STTN Out of CUDA memory when training

On a single RTX 3090. Is there a param I can adjust to make this work?

Thanks

Jun 28 '23 11:06 antithing

I am also trying to train a model at 1920x1080, and when I change the batch size and resolution:

{
    "seed": 2020,
    "save_dir": "release_model/",
    "data_loader": {
        "name": "davis",
        "data_root": "datasets/",
        "w": 1920,
        "h": 1080,
        "sample_length": 10
    },
    "losses": {
        "hole_weight": 1,
        "valid_weight": 1,
        "adversarial_weight": 0.01,
        "GAN_LOSS": "hinge"
    },
    "trainer": {
        "type": "Adam",
        "beta1": 0,
        "beta2": 0.99,
        "lr": 1e-4,
        "d2glr": 1, 
        "batch_size": 4,
        "num_workers": 1,
        "verbosity": 2,
        "log_step": 100,
        "save_freq": 1e4,
        "valid_freq": 1e4, 
        "iterations": 50e4,
        "niter": 30e4,
        "niter_steady": 30e4
    }
}

I see this error:

inpainting\STTN-master\STTN-master\model\sttn.py", line 188, in forward
mm = m.view(b, t, 1, out_h, height, out_w, width)
RuntimeError: shape '[4, 10, 1, 60, 60, 108, 108]' is invalid for input of size 259200

Jun 28 '23 16:06 antithing

Try a lower batch size. Set it to 1 and see what happens. Also would it be possible to run the training at half or a quarter of your resolution and then upscale? Transformers are notorious for scaling quadratically with regard to their input so HD input size with temporal attention is perhaps unlikely to fit in 24GB vRAM (in my opinion, I could be wrong).

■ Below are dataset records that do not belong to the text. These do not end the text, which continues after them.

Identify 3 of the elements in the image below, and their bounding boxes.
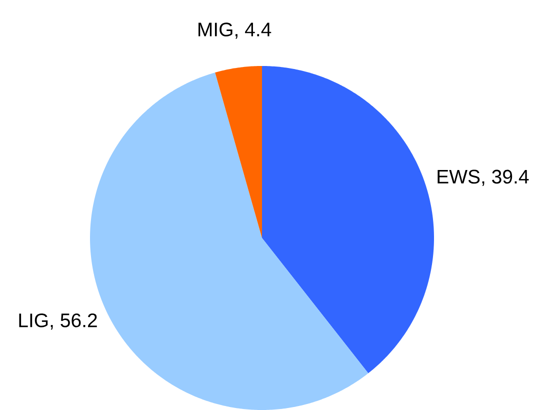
data-label: LIG, 56.2 <box>19 313 97 330</box>
data-label: EWS, 39.4 <box>438 170 529 186</box>
data-label: MIG, 4.4 <box>198 22 272 39</box>
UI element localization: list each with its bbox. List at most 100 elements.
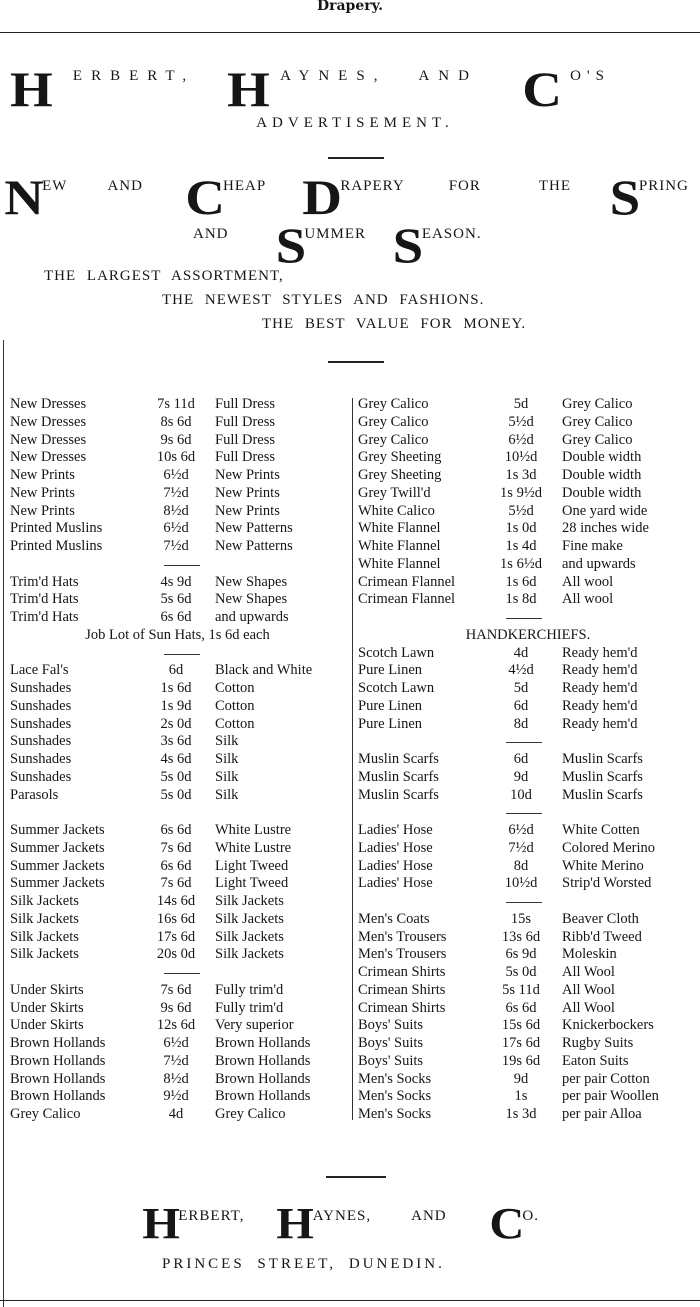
row-description: per pair Alloa bbox=[562, 1106, 642, 1122]
row-description: Fully trim'd bbox=[215, 999, 284, 1016]
price-list-row: Parasols 5s 0d Silk bbox=[10, 787, 345, 805]
price-list-row: Men's Coats 15s Beaver Cloth bbox=[358, 911, 698, 929]
price-list-row: Summer Jackets 6s 6d White Lustre bbox=[10, 822, 345, 840]
row-price: 10½d bbox=[504, 875, 538, 892]
price-list-row: Silk Jackets 16s 6d Silk Jackets bbox=[10, 911, 345, 929]
row-description: Silk bbox=[215, 733, 239, 750]
heading-word: EASON. bbox=[421, 226, 482, 242]
separator bbox=[358, 733, 698, 751]
price-list-row: Boys' Suits 17s 6d Rugby Suits bbox=[358, 1035, 698, 1053]
row-item: Summer Jackets bbox=[10, 875, 105, 892]
tagline-3: THE BEST VALUE FOR MONEY. bbox=[262, 316, 527, 332]
row-description: per pair Cotton bbox=[562, 1070, 650, 1087]
heading-word: EW bbox=[42, 178, 68, 194]
heading-word: THE bbox=[538, 178, 572, 194]
drop-cap: C bbox=[522, 61, 562, 117]
row-item: Men's Trousers bbox=[358, 928, 447, 945]
row-price: 5s 0d bbox=[160, 786, 192, 803]
row-item: New Dresses bbox=[10, 396, 87, 412]
row-price: 6½d bbox=[508, 431, 534, 448]
price-list-row: Printed Muslins 7½d New Patterns bbox=[10, 538, 345, 556]
row-description: Moleskin bbox=[562, 946, 617, 963]
row-item: White Flannel bbox=[358, 520, 441, 537]
row-description: Ready hem'd bbox=[562, 680, 638, 696]
row-item: New Dresses bbox=[10, 413, 87, 430]
price-list-row: Brown Hollands 8½d Brown Hollands bbox=[10, 1071, 345, 1089]
price-list-row: Silk Jackets 20s 0d Silk Jackets bbox=[10, 946, 345, 964]
price-list-row: Crimean Shirts 6s 6d All Wool bbox=[358, 1000, 698, 1018]
row-description: Silk Jackets bbox=[215, 946, 284, 963]
row-item: Brown Hollands bbox=[10, 1070, 106, 1087]
row-item: New Dresses bbox=[10, 431, 87, 448]
price-list-row: Silk Jackets 14s 6d Silk Jackets bbox=[10, 893, 345, 911]
row-description: 28 inches wide bbox=[562, 520, 649, 537]
row-item: Scotch Lawn bbox=[358, 644, 435, 661]
heading-word: AND bbox=[193, 226, 229, 242]
row-item: Grey Calico bbox=[358, 396, 429, 412]
row-description: White Cotten bbox=[562, 822, 640, 838]
price-list-row: New Prints 7½d New Prints bbox=[10, 485, 345, 503]
separator bbox=[358, 609, 698, 627]
row-item: Silk Jackets bbox=[10, 893, 79, 909]
price-list-row: Grey Calico 5½d Grey Calico bbox=[358, 414, 698, 432]
row-item: Trim'd Hats bbox=[10, 573, 79, 590]
headline-line-2: AND SUMMER SEASON. bbox=[193, 220, 482, 270]
row-description: Grey Calico bbox=[562, 413, 633, 430]
row-price: 5d bbox=[513, 680, 529, 696]
price-list-row: Grey Sheeting 10½d Double width bbox=[358, 449, 698, 467]
price-list-row: White Flannel 1s 4d Fine make bbox=[358, 538, 698, 556]
price-list-row: Brown Hollands 9½d Brown Hollands bbox=[10, 1088, 345, 1106]
price-list-row: Grey Twill'd 1s 9½d Double width bbox=[358, 485, 698, 503]
row-price: 1s 6d bbox=[160, 680, 192, 696]
row-item: Boys' Suits bbox=[358, 1052, 424, 1069]
separator bbox=[358, 804, 698, 822]
price-list-row: White Calico 5½d One yard wide bbox=[358, 503, 698, 521]
row-price: 6d bbox=[513, 697, 529, 714]
row-description: Full Dress bbox=[215, 413, 276, 430]
row-item: Parasols bbox=[10, 786, 59, 803]
heading-word: O'S bbox=[570, 68, 610, 84]
row-description: Double width bbox=[562, 467, 642, 483]
heading-word: UMMER bbox=[304, 226, 366, 242]
row-item: Men's Coats bbox=[358, 910, 430, 927]
drop-cap: S bbox=[275, 217, 306, 273]
row-item: Trim'd Hats bbox=[10, 609, 79, 625]
left-border bbox=[3, 340, 4, 1307]
spacer bbox=[10, 804, 345, 822]
price-list-row: Muslin Scarfs 10d Muslin Scarfs bbox=[358, 787, 698, 805]
top-rule bbox=[0, 32, 700, 33]
drop-cap: H bbox=[10, 61, 53, 117]
price-list-row: Pure Linen 8d Ready hem'd bbox=[358, 716, 698, 734]
advertisement-title: ADVERTISEMENT. bbox=[256, 115, 454, 131]
row-description: New Shapes bbox=[215, 573, 288, 590]
row-price: 6½d bbox=[508, 822, 534, 838]
price-list-row: Grey Calico 5d Grey Calico bbox=[358, 396, 698, 414]
price-list-row: Men's Trousers 6s 9d Moleskin bbox=[358, 946, 698, 964]
row-item: Men's Socks bbox=[358, 1106, 432, 1122]
row-description: Colored Merino bbox=[562, 839, 656, 856]
row-item: Muslin Scarfs bbox=[358, 768, 439, 785]
row-item: Pure Linen bbox=[358, 662, 423, 679]
row-price: 16s 6d bbox=[156, 910, 196, 927]
row-price: 7½d bbox=[163, 1052, 189, 1069]
row-price: 10½d bbox=[504, 449, 538, 466]
price-list-row: Sunshades 4s 6d Silk bbox=[10, 751, 345, 769]
row-description: Silk bbox=[215, 768, 239, 785]
row-price: 9d bbox=[513, 1070, 529, 1087]
row-price: 5½d bbox=[508, 502, 534, 519]
row-description: All Wool bbox=[562, 999, 615, 1016]
row-item: Under Skirts bbox=[10, 999, 84, 1016]
row-price: 7s 11d bbox=[157, 396, 195, 412]
price-list-row: Muslin Scarfs 6d Muslin Scarfs bbox=[358, 751, 698, 769]
drop-cap: H bbox=[142, 1199, 180, 1248]
row-price: 12s 6d bbox=[156, 1017, 196, 1034]
row-price: 15s 6d bbox=[501, 1017, 541, 1034]
price-list-row: Sunshades 3s 6d Silk bbox=[10, 733, 345, 751]
price-list-row: Brown Hollands 7½d Brown Hollands bbox=[10, 1053, 345, 1071]
row-description: per pair Woollen bbox=[562, 1088, 659, 1105]
row-item: Grey Calico bbox=[10, 1106, 81, 1122]
price-list-row: New Dresses 9s 6d Full Dress bbox=[10, 432, 345, 450]
row-price: 7s 6d bbox=[160, 875, 192, 892]
row-item: New Prints bbox=[10, 467, 75, 483]
row-description: All Wool bbox=[562, 964, 615, 980]
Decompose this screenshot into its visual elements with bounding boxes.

Jul 13 '23 08:07 alex-flwls

I got this running at HD resolution (1920x1080) on an Nvidia A10-G (24GB vRAM). This is for inference, I haven't tried training a new model yet.

Here's the patch sizes I used (in model/sttn.py): patchsize = [(480,270), (160, 90), (32, 18), (16, 9)]

And here's the hyperparameters from test.py: w, h = 1920, 1080 ref_length = 10 neighbor_stride = 3 default_fps = 24

The results aren't great though. I think this is possibly because limiting the number of neighbour and reference frames will inhibit the ability of the model to infer inpainted regions. Also changing the patch sizes from training is probably not helping.

Jul 19 '23 12:07 alex-flwls